On the Job: Monica Martin de Bustamante ’08 Th’09, Cofounder of CBPartners
Monica Martin de Bustamante founded biopharmaceutical consulting firm CBPartners two years after graduating from Thayer School and now serves as a managing director of the New York City-based company. Much of her efforts are focused in Latin America and southern Europe, where she uses her double major in biomedical engineering and Romance languages to better understand how those markets are evolving.
What market were you hoping to address by starting CBPartners?
We were looking to establish a global organization that could remain nimble in decision-making and deliver on high-touch project work. A number of our competitors are very large firms that, from the perspective of our clients, create uncertainty as to who is actually going to deliver and work on their engagements. Additionally, from an employee perspective, these larger consultancies are pretty well established and set in their ways, so to actually impact the environment and effect change tends to be an arduous process.
Is there a particular field or region you prefer to work in?
I am most focused on pricing and market access, which in simple terms would be associated with the pricing and reimbursement—payment by a government or health insurer—of a new pharmaceutical product. I have worked across most geographies and chose not to specialize in any one geography, as I like the excitement of always having a different challenge in front of me and being able to think through our client’s issues from a global lens.

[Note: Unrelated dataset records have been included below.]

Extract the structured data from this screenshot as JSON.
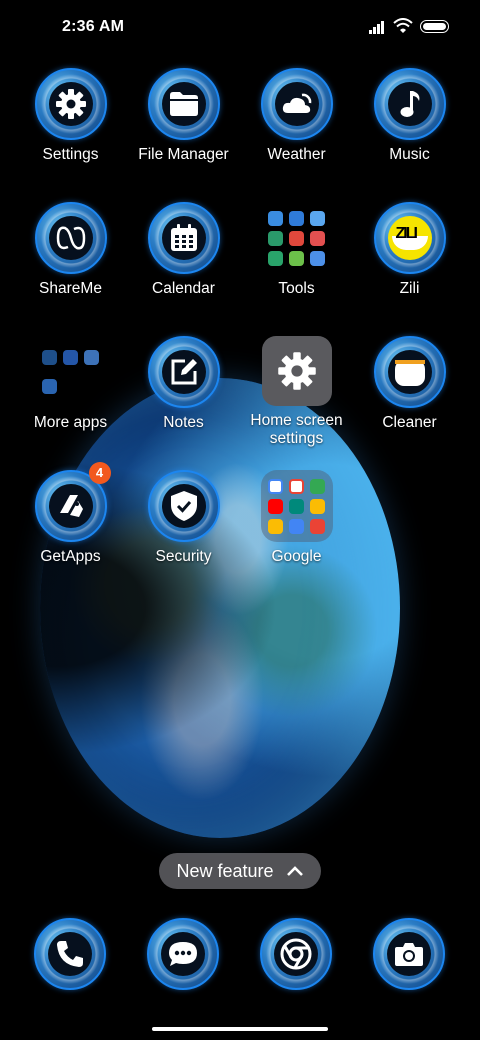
{
  "status_bar": {
    "time": "2:36 AM",
    "icons": [
      "signal-icon",
      "wifi-icon",
      "battery-icon"
    ]
  },
  "apps": {
    "settings": "Settings",
    "file_manager": "File Manager",
    "weather": "Weather",
    "music": "Music",
    "shareme": "ShareMe",
    "calendar": "Calendar",
    "tools": "Tools",
    "zili": "Zili",
    "more_apps": "More apps",
    "notes": "Notes",
    "home_screen_settings": "Home screen settings",
    "cleaner": "Cleaner",
    "getapps": "GetApps",
    "getapps_badge": "4",
    "security": "Security",
    "google": "Google"
  },
  "new_feature": {
    "label": "New feature"
  },
  "dock": [
    "phone-icon",
    "messages-icon",
    "chrome-icon",
    "camera-icon"
  ],
  "colors": {
    "ring": "#1c86f0",
    "badge": "#f2591e",
    "pill": "#6e6e73"
  }
}
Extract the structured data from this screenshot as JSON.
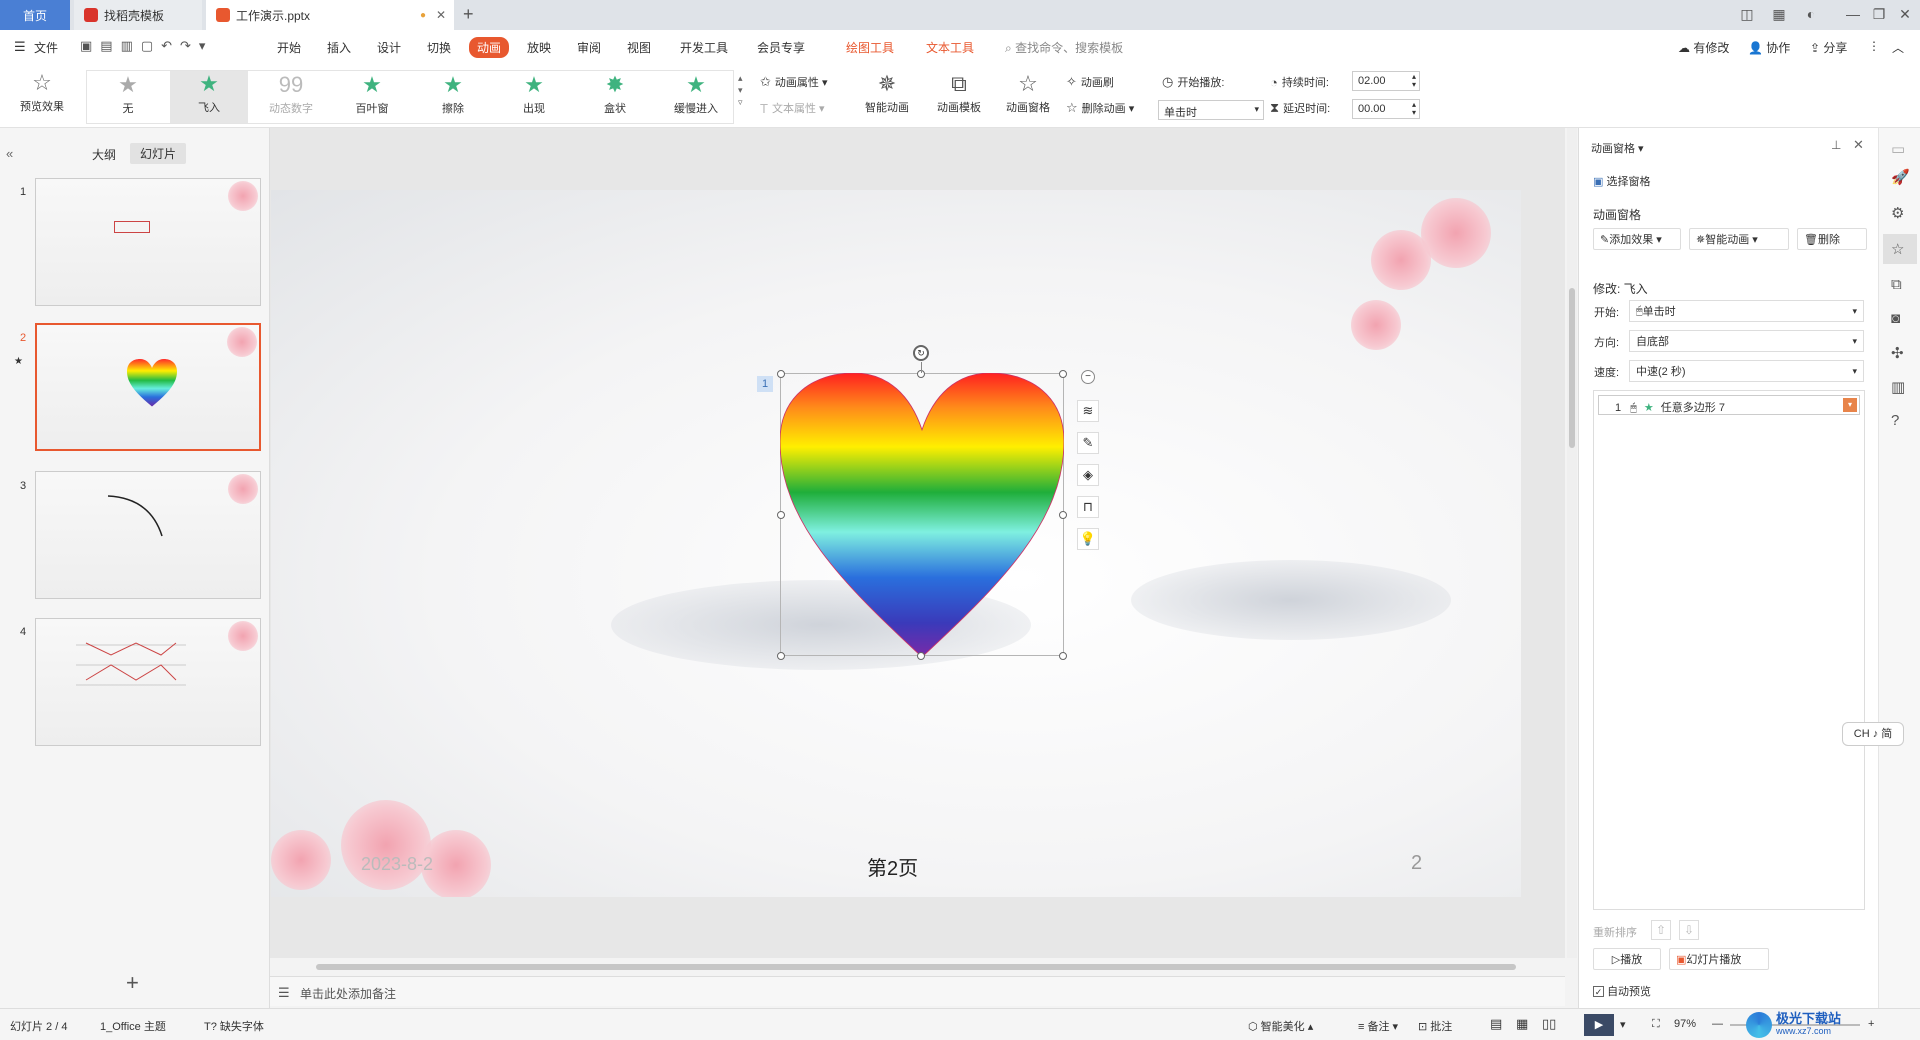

What are some of the challenges you enjoy tackling?
The ones that are most exciting tend to be highly collaborative situations in which our clients had an initial strategy and then realized that it was unlikely to work, at which point they have brought us in to help them think through potential paths forward. Our thinking process can have a significant impact on how a trial is eventually designed, whether a product gets acquired, or how fast a client launches in a given country. Ultimately, what is most rewarding is keeping in mind the end goal: for patients to have access to better therapeutic alternatives. My Thayer experience taught me how to work in a team environment and how to break down a problem in a logical way. The time spent at Thayer challenged me to think outside the box and always come up with varied alternatives that could be tried to make something work. I think that translates very well into my everyday role, as our job as consultants is to challenge our clients’ thinking and come up with innovative ways to tackle their issues.